Maar eerst wacht de reis naar Las Vegas. Het toernooi waar Brummelhuis tot dusverre “over geluk niet te klagen heeft gehad”, al past een dergelijke opmerking goed bij zijn bescheiden karakter. Terwijl het lege bord van de geitenkaassalade plaatsmaakt voor de rekening, rest dus de vraag wat men hem het beste kan wensen voor de finale: plezier, succes of geluk?
“Geluk. Aan de finaletafel is het niveau gewoon heel hoog, zelfs als je heel goed speelt blijf je afhankelijk van de factor geluk. Tijdens de twee simulaties met vrienden kreeg ik telkens slechte kaarten, laten we hopen dat het gezegde driemaal is scheeprecht ook in Las Vegas van kracht is.”

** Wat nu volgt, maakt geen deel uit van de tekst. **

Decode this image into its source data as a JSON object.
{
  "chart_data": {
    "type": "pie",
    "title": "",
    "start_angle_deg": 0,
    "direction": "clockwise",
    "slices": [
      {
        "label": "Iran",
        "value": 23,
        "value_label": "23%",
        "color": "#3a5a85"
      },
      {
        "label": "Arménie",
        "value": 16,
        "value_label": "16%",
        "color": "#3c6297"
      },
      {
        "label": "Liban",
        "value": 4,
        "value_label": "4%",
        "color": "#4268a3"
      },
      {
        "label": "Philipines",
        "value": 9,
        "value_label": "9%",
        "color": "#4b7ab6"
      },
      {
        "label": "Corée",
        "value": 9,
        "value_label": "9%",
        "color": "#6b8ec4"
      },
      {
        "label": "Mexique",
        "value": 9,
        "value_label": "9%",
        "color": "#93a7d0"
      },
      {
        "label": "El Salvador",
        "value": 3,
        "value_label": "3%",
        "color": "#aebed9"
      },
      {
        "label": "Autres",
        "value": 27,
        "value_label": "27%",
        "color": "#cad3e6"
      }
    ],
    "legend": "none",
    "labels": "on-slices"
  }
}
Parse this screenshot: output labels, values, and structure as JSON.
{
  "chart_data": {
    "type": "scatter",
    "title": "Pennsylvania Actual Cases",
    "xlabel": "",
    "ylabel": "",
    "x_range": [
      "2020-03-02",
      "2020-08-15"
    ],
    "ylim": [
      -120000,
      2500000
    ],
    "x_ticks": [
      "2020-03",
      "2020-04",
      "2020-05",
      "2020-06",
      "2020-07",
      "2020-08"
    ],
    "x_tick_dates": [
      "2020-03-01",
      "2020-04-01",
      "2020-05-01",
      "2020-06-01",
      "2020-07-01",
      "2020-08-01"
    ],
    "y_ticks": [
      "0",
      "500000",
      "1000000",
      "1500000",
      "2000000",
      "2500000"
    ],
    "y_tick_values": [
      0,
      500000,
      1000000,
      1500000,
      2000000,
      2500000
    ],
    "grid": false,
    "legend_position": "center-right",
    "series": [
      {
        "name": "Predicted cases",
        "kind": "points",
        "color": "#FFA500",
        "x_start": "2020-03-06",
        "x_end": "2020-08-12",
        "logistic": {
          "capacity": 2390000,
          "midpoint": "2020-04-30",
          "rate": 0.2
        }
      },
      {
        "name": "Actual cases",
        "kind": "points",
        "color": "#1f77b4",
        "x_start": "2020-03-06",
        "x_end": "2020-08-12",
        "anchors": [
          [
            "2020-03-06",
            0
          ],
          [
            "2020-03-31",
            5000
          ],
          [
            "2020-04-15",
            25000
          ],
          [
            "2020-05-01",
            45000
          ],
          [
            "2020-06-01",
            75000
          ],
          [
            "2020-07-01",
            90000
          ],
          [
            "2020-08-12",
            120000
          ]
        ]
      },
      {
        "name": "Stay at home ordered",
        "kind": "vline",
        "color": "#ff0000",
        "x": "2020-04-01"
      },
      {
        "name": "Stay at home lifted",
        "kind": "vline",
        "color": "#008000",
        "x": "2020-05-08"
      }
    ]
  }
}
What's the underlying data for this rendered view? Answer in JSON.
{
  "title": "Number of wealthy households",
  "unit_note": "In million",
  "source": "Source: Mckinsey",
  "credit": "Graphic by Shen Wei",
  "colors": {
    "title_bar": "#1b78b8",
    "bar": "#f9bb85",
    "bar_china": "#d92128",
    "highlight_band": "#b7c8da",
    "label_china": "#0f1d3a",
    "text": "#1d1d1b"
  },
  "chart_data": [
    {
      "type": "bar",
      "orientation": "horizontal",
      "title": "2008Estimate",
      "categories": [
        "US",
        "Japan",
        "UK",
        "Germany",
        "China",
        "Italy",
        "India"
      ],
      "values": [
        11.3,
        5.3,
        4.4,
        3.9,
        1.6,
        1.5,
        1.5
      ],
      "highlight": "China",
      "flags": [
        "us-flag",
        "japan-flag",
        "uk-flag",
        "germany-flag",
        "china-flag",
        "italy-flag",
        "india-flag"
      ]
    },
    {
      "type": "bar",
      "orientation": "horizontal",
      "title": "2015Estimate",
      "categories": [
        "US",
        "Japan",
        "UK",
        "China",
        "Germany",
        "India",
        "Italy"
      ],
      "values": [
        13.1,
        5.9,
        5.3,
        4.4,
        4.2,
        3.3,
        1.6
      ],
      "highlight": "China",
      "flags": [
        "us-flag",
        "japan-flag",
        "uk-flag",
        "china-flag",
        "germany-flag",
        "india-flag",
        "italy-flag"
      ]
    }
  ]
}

Na een gezonde discussie over wie de rekening betaalt (nooit de geïnterviewde, zelfs niet na drie keer aanbieden), vertrekt Brummelhuis richting de tennisbaan. Hij heeft les, tussen de huisvrouwen. Of zij hem als pokerspeler herkennen?
Hij lacht: “Nee, joh. Poker heeft hier toch helemaal geen aanzien. En dat is niet erg. Het is gewoon mijn werk; dat was zo voor de finale en dat blijft zo na de finale. Alleen dan niet meer in schijnwerpers. Prima, toch?”